Une maison d’édition teste un algorithme pour déterminer la qualité de ses livres
La machine pourra-t-elle un jour se substituer au jugement humain? Pour l’heure, Short Édition teste un outil capable, à l’aide d’un algorithme, de définir la qualité d’un texte, mais pas question encore de remplacer la lecture humaine.
Non, l’avenir de l’homme n’est pas scellé par les machines… Du moins, pas encore. Short Édition travaille actuellement sur l’élaboration d’un outil informatique, s’appuyant sur le « Machine Learning » qui mêle Data Mining et Big Data, afin de créer un algorithme qui puisse déterminer la qualité littéraire d’un texte. Ce projet, certes ambitieux, ne prétend pas pour autant substituer le jugement humain, mais pourra très probablement faire gagner du temps aux maisons d’édition en les aidant à mieux sélectionner leurs textes.
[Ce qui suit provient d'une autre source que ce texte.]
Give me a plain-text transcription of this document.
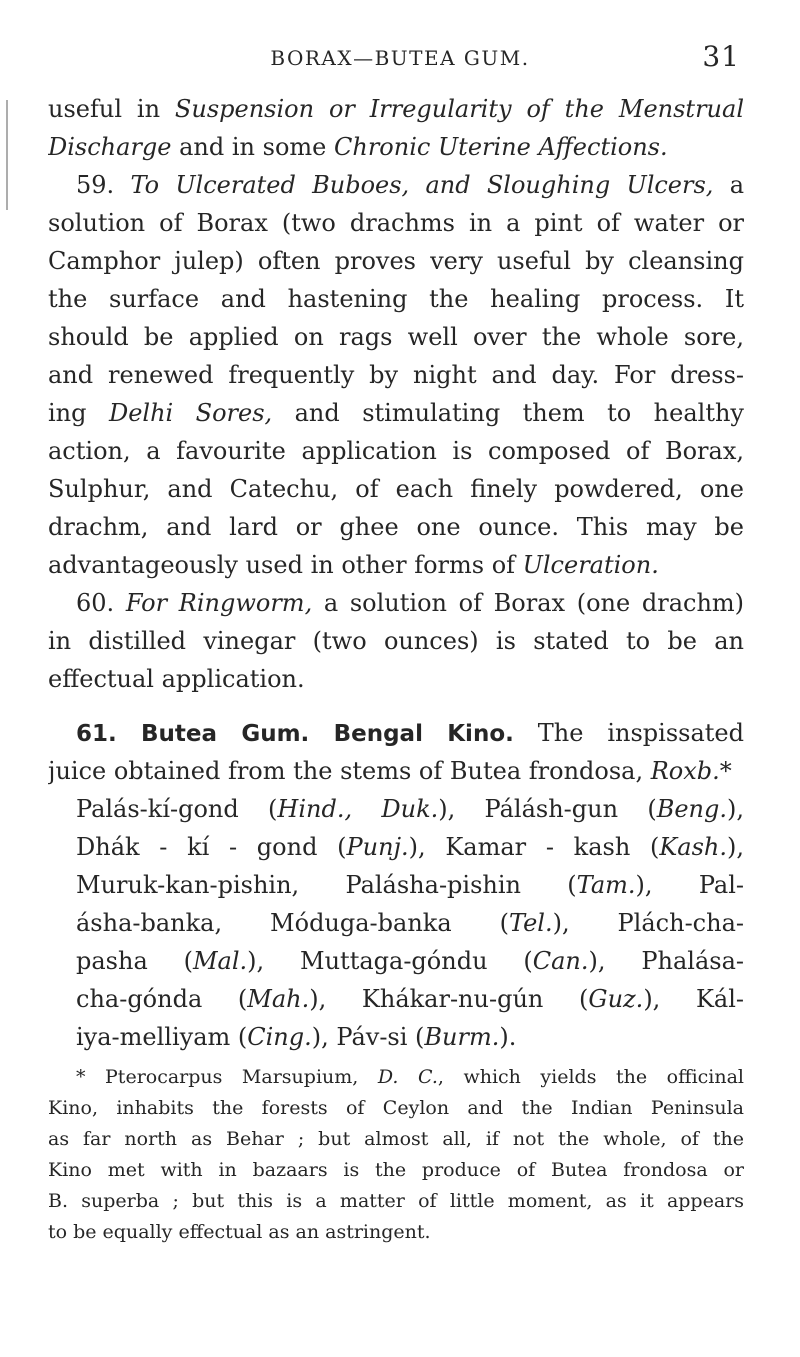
BORAX—BUTEA GUM.	31
useful in Suspension or Irregularity of the Menstrual
Discharge and in some Chronic Uterine Affections.
59. To Ulcerated Buboes, and Sloughing Ulcers, a
solution of Borax (two drachms in a pint of water or
Camphor julep) often proves very useful by cleansing
the surface and hastening the healing process. It
should be applied on rags well over the whole sore,
and renewed frequently by night and day. For dress-
ing Delhi Sores, and stimulating them to healthy
action, a favourite application is composed of Borax,
Sulphur, and Catechu, of each finely powdered, one
drachm, and lard or ghee one ounce. This may be
advantageously used in other forms of Ulceration.
60. For Ringworm, a solution of Borax (one drachm)
in distilled vinegar (two ounces) is stated to be an
effectual application.
61. Butea Gum. Bengal Kino. The inspissated
juice obtained from the stems of Butea frondosa, Roxb.*
Palás-kí-gond (Hind., Duk.), Pálásh-gun (Beng.),
Dhák - kí - gond (Punj.), Kamar - kash (Kash.),
Muruk-kan-pishin, Palásha-pishin (Tam.), Pal-
ásha-banka, Móduga-banka (Tel.), Plách-cha-
pasha (Mal.), Muttaga-góndu (Can.), Phalása-
cha-gónda (Mah.), Khákar-nu-gún (Guz.), Kál-
iya-melliyam (Cing.), Páv-si (Burm.).
* Pterocarpus Marsupium, D. C., which yields the officinal
Kino, inhabits the forests of Ceylon and the Indian Peninsula
as far north as Behar ; but almost all, if not the whole, of the
Kino met with in bazaars is the produce of Butea frondosa or
B. superba ; but this is a matter of little moment, as it appears
to be equally effectual as an astringent.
Concrètement, comment ça fonctionne? Ce sont près de 25.000 livres qui constituent la base de données de Short Édition. À partir de ces datas, la machine -ou l’intelligence artificielle- commence une première phase de sélection en établissant des connexions entre qualité et exigences déterminées préalablement par l’évaluation humaine. Pour cette première étape, l’ordinateur mesure différents critères considérés comme importants dans le jugement d’une oeuvre littéraire tels que les indicateurs sémantiques (répétitions, figures de style: anaphore, métaphore…), l’ampleur du champ lexical (langage argotique ou non, utilisation de mots rares), la longueur des phrases et des paragraphes, le style (quantité d’adverbes, d’adjectifs, de pronoms, de verbes, de noms…), les fautes d’orthographe et de ponctuation et enfin la lisibilité d’un texte (facilité d’accès variant d’un ouvrage jeunesse à des documents plus complexes et spécifiques). Ce filtrage doit ensuite être confirmé par un cerveau humain. Cette démarche constituerait donc un gain de temps considérable quand on sait qu’habituellement, chaque livre reçu doit d’abord être lu par cinq à dix personnes. Néanmoins, le cofondateur et responsable technique de Short Édition, Quentin Pleplé, interrogé par le site d’information spécialisé ActuaLitté, insiste bien sur le fait qu’« il ne s’agit pas de remplacer [le] Comité éditorial par une machine: plutôt que cette dernière serve de filtrage-assistant, dans une détection, moins de la qualité littéraire, que de l’absence de qualités. »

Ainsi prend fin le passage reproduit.